Johannes Rothé, or Jan Rothe, de Rothe of Rode, also Mr Roder (Amsterdam, 2 December 1628 - 18 March 1702),[1] Lord of Oud-Wulven and Wayen in the Netherlands, was a prophetic preacher and Fifth Monarchist.

He was the son of an Amsterdam patrician, Zacharias Rothe, a sugar merchant and administrator at the Dutch East India Company. His mother was Mary Bas. She died in childbirth. His father sent him on foreign trips in preparation for merchant life, where he was introduced to the pietistic ideas of Ludwig Friedrich Gifftheil among others.

Walking the Haagse Bosch in 1652 he received a calling as a prophet, stating "God came to me like in a heavy tempest".

During the First Anglo-Dutch War, he served as an itinerant preacher.
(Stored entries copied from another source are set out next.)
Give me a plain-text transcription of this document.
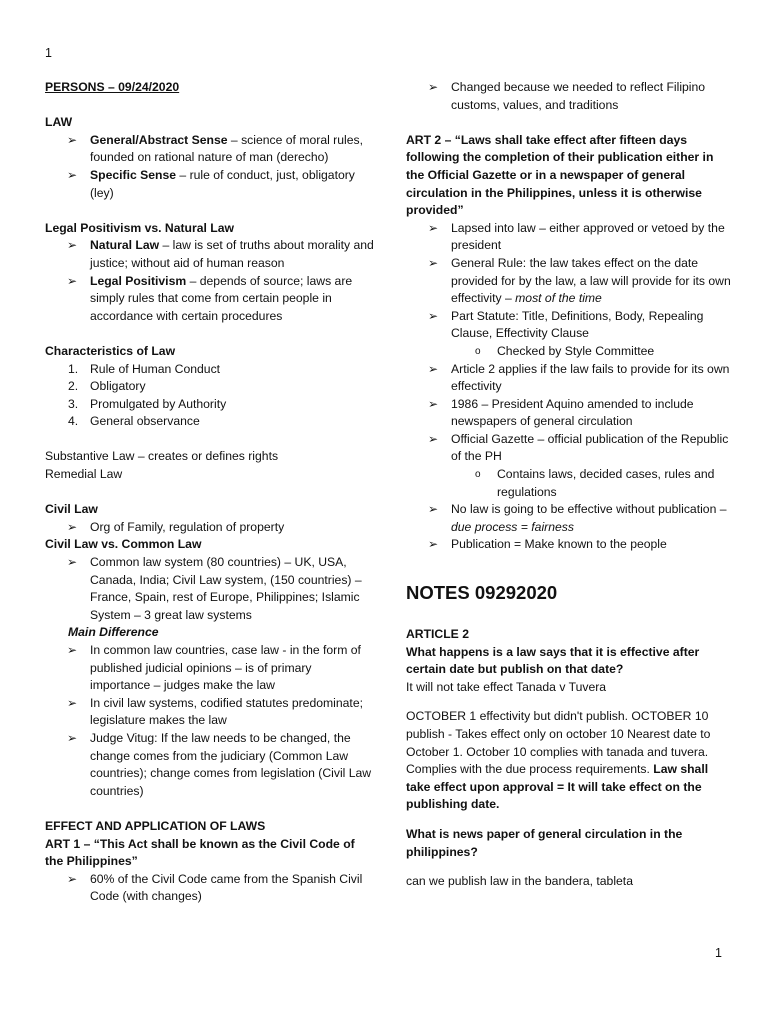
1

PERSONS – 09/24/2020

LAW

➢ General/Abstract Sense – science of moral rules, founded on rational nature of man (derecho)
➢ Specific Sense – rule of conduct, just, obligatory (ley)

Legal Positivism vs. Natural Law

➢ Natural Law – law is set of truths about morality and justice; without aid of human reason
➢ Legal Positivism – depends of source; laws are simply rules that come from certain people in accordance with certain procedures

Characteristics of Law

1. Rule of Human Conduct
2. Obligatory
3. Promulgated by Authority
4. General observance

Substantive Law – creates or defines rights

Remedial Law

Civil Law

➢ Org of Family, regulation of property

Civil Law vs. Common Law

➢ Common law system (80 countries) – UK, USA, Canada, India; Civil Law system, (150 countries) – France, Spain, rest of Europe, Philippines; Islamic System – 3 great law systems

Main Difference

➢ In common law countries, case law - in the form of published judicial opinions – is of primary importance – judges make the law
➢ In civil law systems, codified statutes predominate; legislature makes the law
➢ Judge Vitug: If the law needs to be changed, the change comes from the judiciary (Common Law countries); change comes from legislation (Civil Law countries)

EFFECT AND APPLICATION OF LAWS

ART 1 – “This Act shall be known as the Civil Code of the Philippines”

➢ 60% of the Civil Code came from the Spanish Civil Code (with changes)
➢ Changed because we needed to reflect Filipino customs, values, and traditions

ART 2 – “Laws shall take effect after fifteen days following the completion of their publication either in the Official Gazette or in a newspaper of general circulation in the Philippines, unless it is otherwise provided”

➢ Lapsed into law – either approved or vetoed by the president
➢ General Rule: the law takes effect on the date provided for by the law, a law will provide for its own effectivity – most of the time
➢ Part Statute: Title, Definitions, Body, Repealing Clause, Effectivity Clause
o Checked by Style Committee
➢ Article 2 applies if the law fails to provide for its own effectivity
➢ 1986 – President Aquino amended to include newspapers of general circulation
➢ Official Gazette – official publication of the Republic of the PH
o Contains laws, decided cases, rules and regulations
➢ No law is going to be effective without publication – due process = fairness
➢ Publication = Make known to the people

NOTES 09292020

ARTICLE 2

What happens is a law says that it is effective after certain date but publish on that date?

It will not take effect Tanada v Tuvera

OCTOBER 1 effectivity but didn't publish. OCTOBER 10 publish - Takes effect only on october 10 Nearest date to October 1. October 10 complies with tanada and tuvera. Complies with the due process requirements. Law shall take effect upon approval = It will take effect on the publishing date.

What is news paper of general circulation in the philippines?

can we publish law in the bandera, tableta

1
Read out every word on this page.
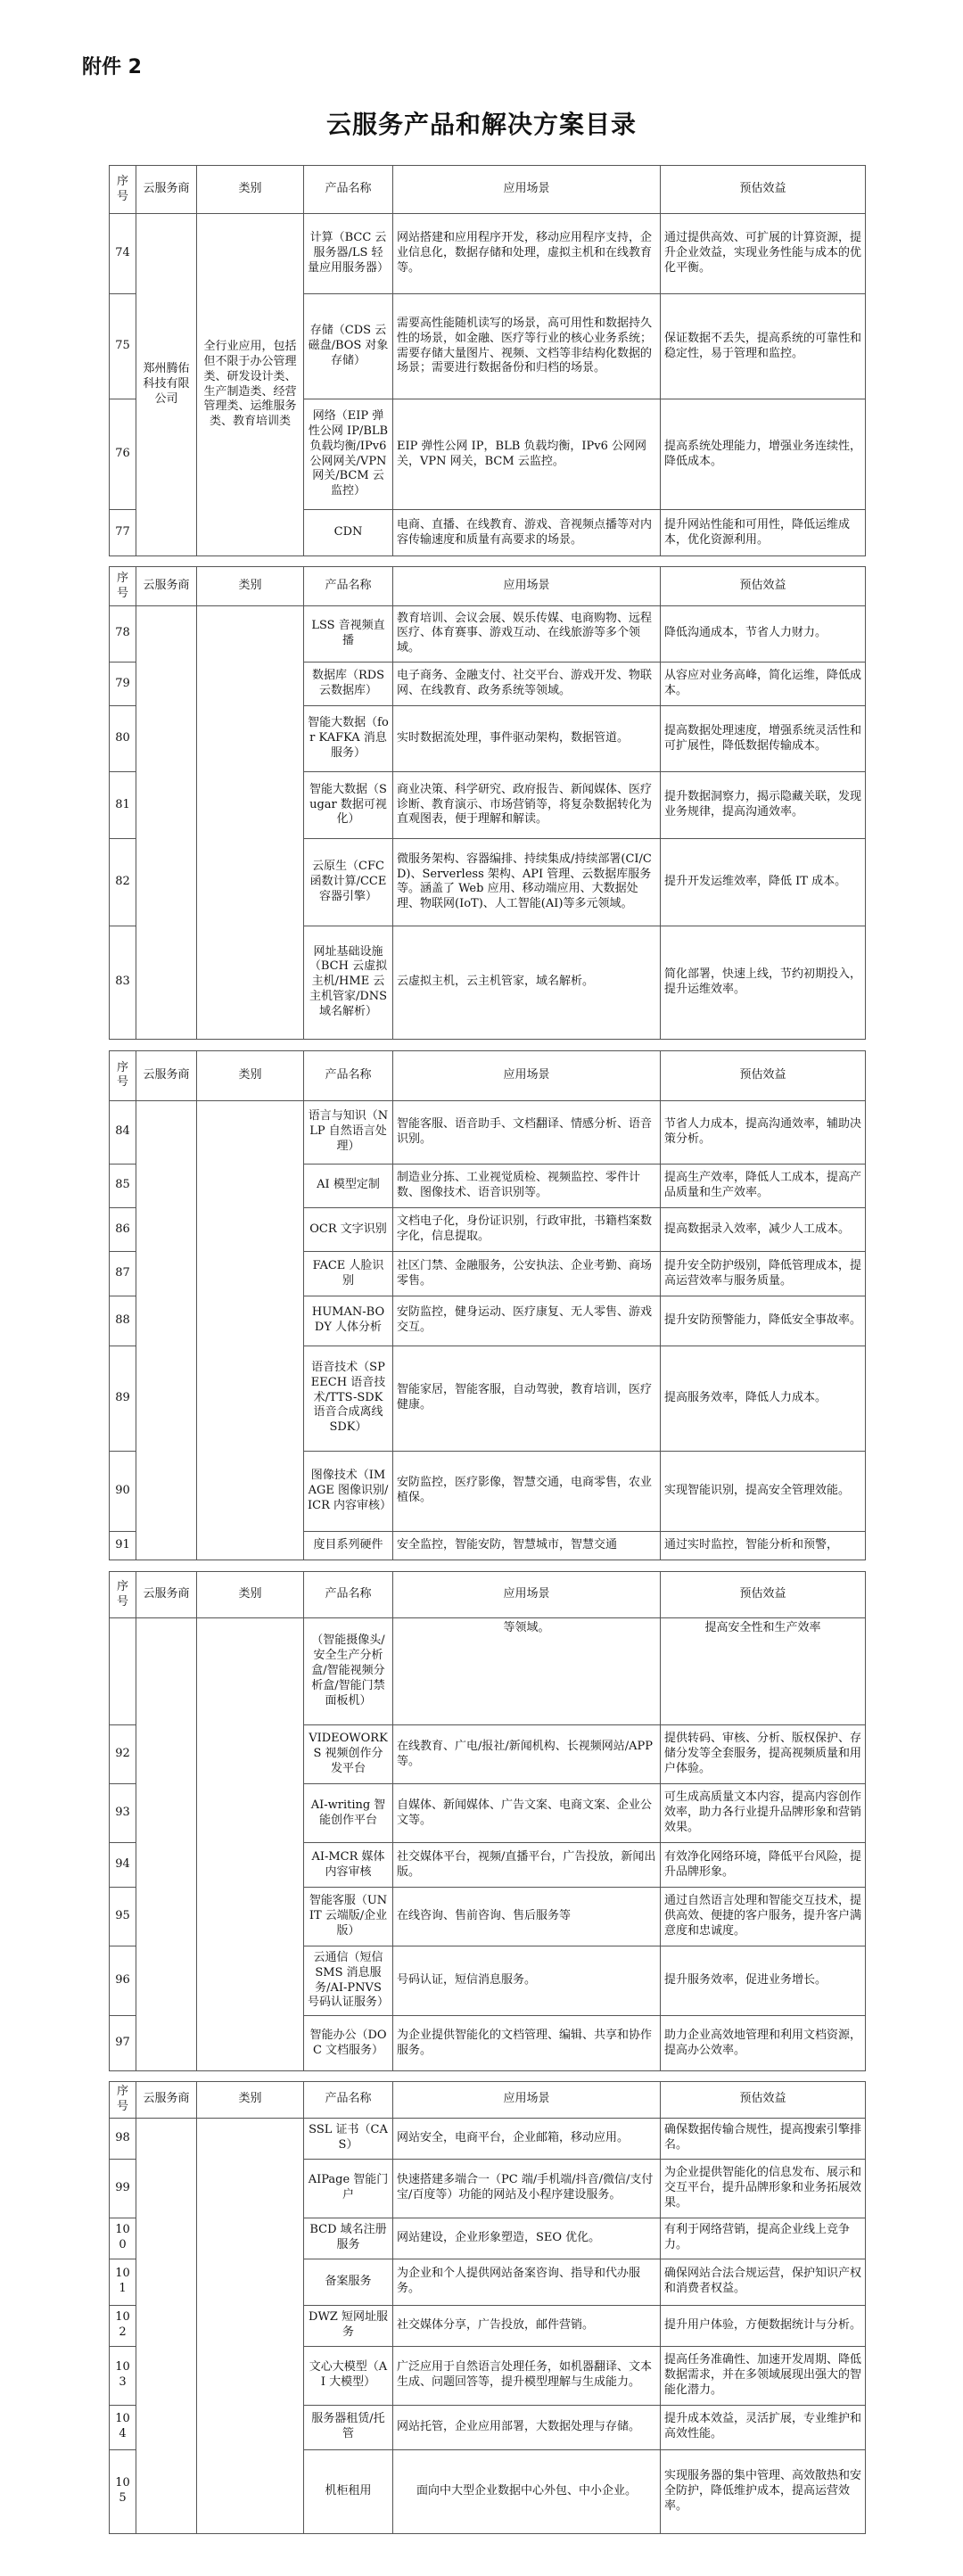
附件 2
云服务产品和解决方案目录
序号	云服务商	类别	产品名称	应用场景	预估效益
74	郑州腾佑科技有限公司	全行业应用，包括但不限于办公管理类、研发设计类、生产制造类、经营管理类、运维服务类、教育培训类	计算（BCC 云服务器/LS 轻量应用服务器）	网站搭建和应用程序开发，移动应用程序支持，企业信息化，数据存储和处理，虚拟主机和在线教育等。	通过提供高效、可扩展的计算资源，提升企业效益，实现业务性能与成本的优化平衡。
75			存储（CDS 云磁盘/BOS 对象存储）	需要高性能随机读写的场景，高可用性和数据持久性的场景，如金融、医疗等行业的核心业务系统；需要存储大量图片、视频、文档等非结构化数据的场景；需要进行数据备份和归档的场景。	保证数据不丢失，提高系统的可靠性和稳定性，易于管理和监控。
76			网络（EIP 弹性公网 IP/BLB 负载均衡/IPv6 公网网关/VPN 网关/BCM 云监控）	EIP 弹性公网 IP，BLB 负载均衡，IPv6 公网网关，VPN 网关，BCM 云监控。	提高系统处理能力，增强业务连续性，降低成本。
77			CDN	电商、直播、在线教育、游戏、音视频点播等对内容传输速度和质量有高要求的场景。	提升网站性能和可用性，降低运维成本，优化资源利用。
序号	云服务商	类别	产品名称	应用场景	预估效益
78			LSS 音视频直播	教育培训、会议会展、娱乐传媒、电商购物、远程医疗、体育赛事、游戏互动、在线旅游等多个领域。	降低沟通成本，节省人力财力。
79			数据库（RDS 云数据库）	电子商务、金融支付、社交平台、游戏开发、物联网、在线教育、政务系统等领域。	从容应对业务高峰，简化运维，降低成本。
80			智能大数据（for KAFKA 消息服务）	实时数据流处理，事件驱动架构，数据管道。	提高数据处理速度，增强系统灵活性和可扩展性，降低数据传输成本。
81			智能大数据（Sugar 数据可视化）	商业决策、科学研究、政府报告、新闻媒体、医疗诊断、教育演示、市场营销等，将复杂数据转化为直观图表，便于理解和解读。	提升数据洞察力，揭示隐藏关联，发现业务规律，提高沟通效率。
82			云原生（CFC 函数计算/CCE 容器引擎）	微服务架构、容器编排、持续集成/持续部署(CI/CD)、Serverless 架构、API 管理、云数据库服务等。涵盖了 Web 应用、移动端应用、大数据处理、物联网(IoT)、人工智能(AI)等多元领域。	提升开发运维效率，降低 IT 成本。
83			网址基础设施（BCH 云虚拟主机/HME 云主机管家/DNS 域名解析）	云虚拟主机，云主机管家，域名解析。	简化部署，快速上线，节约初期投入，提升运维效率。
序号	云服务商	类别	产品名称	应用场景	预估效益
84			语言与知识（NLP 自然语言处理）	智能客服、语音助手、文档翻译、情感分析、语音识别。	节省人力成本，提高沟通效率，辅助决策分析。
85			AI 模型定制	制造业分拣、工业视觉质检、视频监控、零件计数、图像技术、语音识别等。	提高生产效率，降低人工成本，提高产品质量和生产效率。
86			OCR 文字识别	文档电子化，身份证识别，行政审批，书籍档案数字化，信息提取。	提高数据录入效率，减少人工成本。
87			FACE 人脸识别	社区门禁、金融服务，公安执法、企业考勤、商场零售。	提升安全防护级别，降低管理成本，提高运营效率与服务质量。
88			HUMAN-BODY 人体分析	安防监控，健身运动、医疗康复、无人零售、游戏交互。	提升安防预警能力，降低安全事故率。
89			语音技术（SPEECH 语音技术/TTS-SDK 语音合成离线 SDK）	智能家居，智能客服，自动驾驶，教育培训，医疗健康。	提高服务效率，降低人力成本。
90			图像技术（IMAGE 图像识别/ICR 内容审核）	安防监控，医疗影像，智慧交通，电商零售，农业植保。	实现智能识别，提高安全管理效能。
91			度目系列硬件	安全监控，智能安防，智慧城市，智慧交通	通过实时监控，智能分析和预警，
序号	云服务商	类别	产品名称	应用场景	预估效益
			（智能摄像头/安全生产分析盒/智能视频分析盒/智能门禁面板机）	等领域。	提高安全性和生产效率
92			VIDEOWORKS 视频创作分发平台	在线教育、广电/报社/新闻机构、长视频网站/APP 等。	提供转码、审核、分析、版权保护、存储分发等全套服务，提高视频质量和用户体验。
93			AI-writing 智能创作平台	自媒体、新闻媒体、广告文案、电商文案、企业公文等。	可生成高质量文本内容，提高内容创作效率，助力各行业提升品牌形象和营销效果。
94			AI-MCR 媒体内容审核	社交媒体平台，视频/直播平台，广告投放，新闻出版。	有效净化网络环境，降低平台风险，提升品牌形象。
95			智能客服（UNIT 云端版/企业版）	在线咨询、售前咨询、售后服务等	通过自然语言处理和智能交互技术，提供高效、便捷的客户服务，提升客户满意度和忠诚度。
96			云通信（短信 SMS 消息服务/AI-PNVS 号码认证服务）	号码认证，短信消息服务。	提升服务效率，促进业务增长。
97			智能办公（DOC 文档服务）	为企业提供智能化的文档管理、编辑、共享和协作服务。	助力企业高效地管理和利用文档资源，提高办公效率。
序号	云服务商	类别	产品名称	应用场景	预估效益
98			SSL 证书（CAS）	网站安全，电商平台，企业邮箱，移动应用。	确保数据传输合规性，提高搜索引擎排名。
99			AIPage 智能门户	快速搭建多端合一（PC 端/手机端/抖音/微信/支付宝/百度等）功能的网站及小程序建设服务。	为企业提供智能化的信息发布、展示和交互平台，提升品牌形象和业务拓展效果。
100			BCD 域名注册服务	网站建设，企业形象塑造，SEO 优化。	有利于网络营销，提高企业线上竞争力。
101			备案服务	为企业和个人提供网站备案咨询、指导和代办服务。	确保网站合法合规运营，保护知识产权和消费者权益。
102			DWZ 短网址服务	社交媒体分享，广告投放，邮件营销。	提升用户体验，方便数据统计与分析。
103			文心大模型（AI 大模型）	广泛应用于自然语言处理任务，如机器翻译、文本生成、问题回答等，提升模型理解与生成能力。	提高任务准确性、加速开发周期、降低数据需求，并在多领域展现出强大的智能化潜力。
104			服务器租赁/托管	网站托管，企业应用部署，大数据处理与存储。	提升成本效益，灵活扩展，专业维护和高效性能。
105			机柜租用	面向中大型企业数据中心外包、中小企业。	实现服务器的集中管理、高效散热和安全防护，降低维护成本，提高运营效率。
Through sermons and writings, he sought contact with foreign leaders. In 1654 he was imprisoned in England by Oliver Cromwell, as his sermons were seen as a plea for the return of Charles II of England. After his release in 1658 he traveled to Denmark and Prussia, before returning to England in 1660. At that time, Charles had been restored to the crown and rewarded his supporters, including Rothé, who was elevated to a peerage. In London he married Anna (Nan) Hartlib, daughter of the celebrated scholar and "Intelligencer" Samuel Hartlib. The diarist Samuel Pepys wrote an account of the wedding,[2] which took place in Goring House, and was described as a magnificent occasion. Pepys somewhat cynically remarked that Nan was lucky to marry a wealthy man, ("a great fortune she has lit upon"), since her father was almost destitute. Presumably Roder, or his brother-in-law Frederick Clod, who married Nan's sister Mary, paid for the lavish wedding.

After returning to the Low Countries, Rothé continued writing pamphlets. He threatened senior people, especially the "stadhouder", declaring that they should do penance. He announced the coming of Nebuchadnezzar II, Chaldean king of the Neo-Babylonian Empire. In the year 1672 (the Dutch "year of disaster") after the assassination of Johan de Witt, he foretold the end of the world and with his supporters he moved North to fight the final battle against Satan. He arrived in Hamburg in 1677 with his followers, who quickly disbanded after the world's end failed to arrive.

Because of another pamphlet aimed at William III of Orange he was arrested in 1676 and imprisoned. Family connections let to his release.[3][4]